Of course, there’s a limit to what we can do. Not all the cancers are preventable, but screening with annual exams helps. In my field, most of those cases are not exposure related. So there’s not that much to blame. But it comes back to the science — we’re learning a lot, and we have made a lot of progress, but if we knew how all these cancers develop and what causes them, we could help more.
Who is the person who encouraged you the most in your career and how did they impact you?
When I was a medical student, I did a rotation at Yale University. One day I saw this sign in the hospital hallway that said “Bone Marrow Transplant Unit.” I had no idea what this meant. So I contacted the student dean and was put in touch with Dr. Joel Rappeport. He was not very interested in having a student for just one week — he even challenged me with what I could possibly learn from him in such a short time. My answer was: “I just want to see what you do with your life this week.” This was enough to connect us for the rest of our professional careers. This was a crucial week for the life of a transplant patient, when chemotherapy was given and I participated in harvesting bone marrow in the OR from the patient’s relative — my first time doing this.

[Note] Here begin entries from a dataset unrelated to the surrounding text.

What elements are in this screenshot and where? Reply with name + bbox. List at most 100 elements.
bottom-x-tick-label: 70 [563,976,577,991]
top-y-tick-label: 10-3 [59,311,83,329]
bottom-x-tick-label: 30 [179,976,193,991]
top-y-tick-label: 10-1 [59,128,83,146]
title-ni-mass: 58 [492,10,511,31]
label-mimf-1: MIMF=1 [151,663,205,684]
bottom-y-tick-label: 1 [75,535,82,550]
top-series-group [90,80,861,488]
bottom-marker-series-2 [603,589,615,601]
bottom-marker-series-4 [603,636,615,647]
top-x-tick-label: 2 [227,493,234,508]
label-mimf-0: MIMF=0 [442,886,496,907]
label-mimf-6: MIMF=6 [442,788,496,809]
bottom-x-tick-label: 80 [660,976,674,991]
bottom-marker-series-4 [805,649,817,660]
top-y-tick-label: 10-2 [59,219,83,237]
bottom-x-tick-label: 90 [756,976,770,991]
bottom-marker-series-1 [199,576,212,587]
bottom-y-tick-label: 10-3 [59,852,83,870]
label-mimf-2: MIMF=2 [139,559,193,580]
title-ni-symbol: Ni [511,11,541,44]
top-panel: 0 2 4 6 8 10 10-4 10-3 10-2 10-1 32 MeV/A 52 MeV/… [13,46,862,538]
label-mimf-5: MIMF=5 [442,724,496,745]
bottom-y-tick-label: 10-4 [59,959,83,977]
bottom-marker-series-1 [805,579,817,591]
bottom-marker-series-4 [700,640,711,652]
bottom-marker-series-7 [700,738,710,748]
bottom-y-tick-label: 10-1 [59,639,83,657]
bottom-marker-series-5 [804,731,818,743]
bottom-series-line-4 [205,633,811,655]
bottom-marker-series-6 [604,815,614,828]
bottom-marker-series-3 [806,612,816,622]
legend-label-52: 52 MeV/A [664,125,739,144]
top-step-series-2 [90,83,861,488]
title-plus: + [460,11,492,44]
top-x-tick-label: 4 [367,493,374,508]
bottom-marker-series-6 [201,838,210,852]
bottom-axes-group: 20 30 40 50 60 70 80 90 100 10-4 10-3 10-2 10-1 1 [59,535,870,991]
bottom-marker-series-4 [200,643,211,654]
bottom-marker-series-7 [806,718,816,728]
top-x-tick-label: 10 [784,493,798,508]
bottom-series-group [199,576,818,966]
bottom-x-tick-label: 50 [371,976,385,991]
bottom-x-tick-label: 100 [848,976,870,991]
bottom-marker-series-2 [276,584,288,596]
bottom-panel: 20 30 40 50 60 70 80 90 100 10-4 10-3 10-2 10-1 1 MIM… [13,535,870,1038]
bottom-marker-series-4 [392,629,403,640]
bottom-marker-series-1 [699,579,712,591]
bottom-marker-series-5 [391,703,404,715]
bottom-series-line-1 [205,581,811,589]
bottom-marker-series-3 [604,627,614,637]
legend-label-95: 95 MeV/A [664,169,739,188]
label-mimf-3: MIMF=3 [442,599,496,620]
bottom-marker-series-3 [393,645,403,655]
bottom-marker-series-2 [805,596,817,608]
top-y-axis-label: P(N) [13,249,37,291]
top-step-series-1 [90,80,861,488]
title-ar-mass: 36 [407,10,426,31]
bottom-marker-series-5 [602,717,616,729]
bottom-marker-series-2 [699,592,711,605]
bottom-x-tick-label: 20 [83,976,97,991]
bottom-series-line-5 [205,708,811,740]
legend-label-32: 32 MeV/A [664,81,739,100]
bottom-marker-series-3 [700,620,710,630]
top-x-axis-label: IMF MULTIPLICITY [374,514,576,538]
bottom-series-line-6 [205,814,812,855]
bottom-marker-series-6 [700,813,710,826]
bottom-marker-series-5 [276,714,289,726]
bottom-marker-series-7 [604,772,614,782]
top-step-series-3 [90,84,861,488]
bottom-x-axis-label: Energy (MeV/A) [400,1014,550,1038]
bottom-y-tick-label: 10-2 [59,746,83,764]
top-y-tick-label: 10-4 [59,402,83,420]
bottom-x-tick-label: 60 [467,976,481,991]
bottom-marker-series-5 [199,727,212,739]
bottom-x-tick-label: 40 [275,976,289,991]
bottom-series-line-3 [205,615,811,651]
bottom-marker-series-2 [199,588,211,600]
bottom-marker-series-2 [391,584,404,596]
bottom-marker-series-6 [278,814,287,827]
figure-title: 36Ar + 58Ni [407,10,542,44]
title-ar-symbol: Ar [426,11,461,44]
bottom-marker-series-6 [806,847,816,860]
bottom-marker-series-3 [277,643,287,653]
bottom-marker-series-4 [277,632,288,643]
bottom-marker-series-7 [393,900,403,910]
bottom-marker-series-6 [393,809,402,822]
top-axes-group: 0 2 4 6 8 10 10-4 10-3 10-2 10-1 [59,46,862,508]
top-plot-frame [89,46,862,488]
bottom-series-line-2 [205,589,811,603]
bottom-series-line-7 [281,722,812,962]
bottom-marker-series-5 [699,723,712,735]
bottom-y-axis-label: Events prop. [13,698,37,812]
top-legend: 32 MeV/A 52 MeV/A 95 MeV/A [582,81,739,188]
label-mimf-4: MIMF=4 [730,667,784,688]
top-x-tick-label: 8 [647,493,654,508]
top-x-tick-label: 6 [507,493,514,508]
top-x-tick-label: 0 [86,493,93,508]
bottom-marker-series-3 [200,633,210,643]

I have been lucky in my mentee experience. I always found the right mentor who gave me the guidance I needed while I trained at Yale (Drs. Nancy Berliner and Diane Krause) and at Memorial Sloan Kettering (Drs. Richard O’Reilly, Malcolm Moore and Marcel van den Brink). I was fortunate to be part of Moffitt’s transplant team and gained valuable experience from Drs. Claudio Anasetti and William Dalton.
What advice would you give a younger colleague about balancing work responsibilities, personal responsibilities and self-care?
As you age and gain knowledge and confidence, you cope with things differently. The pressure is always there, obviously. You try to do your best, but never let yourself get to a point where you’re frustrated. You need to learn how to let go and just be happy with yourself so you can make others happy, too. If you are in that state, everything else goes more smoothly in your professional and personal life. You just have to find the right balance in your life — easier said than done. I love to work. I love what I do here. But what defines me is my family and friends who contribute so much to who I am so I can help others.